10. As far as the typikon is concerned, there is no fundamental canonical difference among the monastic typikon of St. Sabbas, the Great Church typikon, or the compromise typikon of the Studion. Even with each typika there are many variations, each based on the needs of the community and the resources at one’s disposal. I largely serve matins and vespers alone, and hence, do a abbreviated version of the typikon of Moscow under Patriarch Joseph (the last patriarch before the schism, and an important publisher of liturgical works). All my liturgical books can be traced back to Joseph. For a larger parish with a professional choir, etc, there is no excuse to abbreviate anything. But, to coin a phrase, the typikon exists for man, not the other way around.

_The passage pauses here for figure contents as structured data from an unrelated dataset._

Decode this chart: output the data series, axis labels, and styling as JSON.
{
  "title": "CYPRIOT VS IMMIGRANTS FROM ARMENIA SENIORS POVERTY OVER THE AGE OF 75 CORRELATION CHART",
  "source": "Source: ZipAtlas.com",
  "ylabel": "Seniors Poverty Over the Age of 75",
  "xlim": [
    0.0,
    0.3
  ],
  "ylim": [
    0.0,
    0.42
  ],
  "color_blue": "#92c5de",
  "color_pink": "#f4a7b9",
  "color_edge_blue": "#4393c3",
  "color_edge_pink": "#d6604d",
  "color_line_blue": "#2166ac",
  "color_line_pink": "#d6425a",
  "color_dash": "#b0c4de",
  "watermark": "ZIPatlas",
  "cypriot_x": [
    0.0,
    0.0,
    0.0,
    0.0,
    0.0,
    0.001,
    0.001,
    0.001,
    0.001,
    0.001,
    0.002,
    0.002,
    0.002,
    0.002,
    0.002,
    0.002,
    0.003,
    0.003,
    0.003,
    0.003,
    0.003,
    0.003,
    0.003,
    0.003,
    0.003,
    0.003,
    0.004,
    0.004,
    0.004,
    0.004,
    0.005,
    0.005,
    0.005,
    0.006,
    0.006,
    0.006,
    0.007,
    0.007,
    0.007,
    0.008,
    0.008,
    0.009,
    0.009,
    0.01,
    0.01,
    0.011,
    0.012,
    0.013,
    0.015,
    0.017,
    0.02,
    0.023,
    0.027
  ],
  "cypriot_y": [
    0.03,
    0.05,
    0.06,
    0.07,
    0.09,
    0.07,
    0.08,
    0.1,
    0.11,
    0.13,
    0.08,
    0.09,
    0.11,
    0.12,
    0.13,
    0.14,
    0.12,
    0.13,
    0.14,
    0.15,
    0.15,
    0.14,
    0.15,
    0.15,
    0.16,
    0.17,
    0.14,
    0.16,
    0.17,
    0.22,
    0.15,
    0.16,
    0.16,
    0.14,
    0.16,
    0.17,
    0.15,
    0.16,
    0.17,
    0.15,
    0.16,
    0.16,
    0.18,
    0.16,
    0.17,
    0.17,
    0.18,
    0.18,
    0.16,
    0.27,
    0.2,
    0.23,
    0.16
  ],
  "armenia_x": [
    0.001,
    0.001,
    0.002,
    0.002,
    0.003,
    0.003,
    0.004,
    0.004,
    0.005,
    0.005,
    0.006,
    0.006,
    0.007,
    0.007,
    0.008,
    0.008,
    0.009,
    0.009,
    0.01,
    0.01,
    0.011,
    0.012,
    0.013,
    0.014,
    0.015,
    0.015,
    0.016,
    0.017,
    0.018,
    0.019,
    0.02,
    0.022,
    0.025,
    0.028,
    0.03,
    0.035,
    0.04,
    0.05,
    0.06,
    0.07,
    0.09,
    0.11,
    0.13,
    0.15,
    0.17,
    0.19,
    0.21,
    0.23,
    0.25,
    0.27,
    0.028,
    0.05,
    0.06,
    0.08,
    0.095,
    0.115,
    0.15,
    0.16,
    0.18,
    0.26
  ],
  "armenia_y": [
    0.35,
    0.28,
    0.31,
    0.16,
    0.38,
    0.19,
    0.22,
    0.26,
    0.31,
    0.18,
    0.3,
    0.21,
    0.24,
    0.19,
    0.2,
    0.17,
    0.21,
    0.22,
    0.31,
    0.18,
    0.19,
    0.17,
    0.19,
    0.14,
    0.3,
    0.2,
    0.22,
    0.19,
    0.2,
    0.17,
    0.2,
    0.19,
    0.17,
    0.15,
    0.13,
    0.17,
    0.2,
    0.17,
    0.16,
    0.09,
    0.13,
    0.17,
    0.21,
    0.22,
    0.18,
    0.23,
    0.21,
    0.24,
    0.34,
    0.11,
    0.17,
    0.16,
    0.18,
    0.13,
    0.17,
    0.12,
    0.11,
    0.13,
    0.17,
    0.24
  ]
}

The typikon is a basic template that can be modified according to the needs of the parish or community.

11. In these sinful times, times of apostasy, it is no surprise that the church is getting smaller and more defensive. The Orthodox church exists only in the Old Calendar resistance groups of various kinds, all united as part of an organic whole, despite the bickering of the often incompetent bishops. Finding a holy bishop and maintaining a rule of prayer is all that is required of us at this time.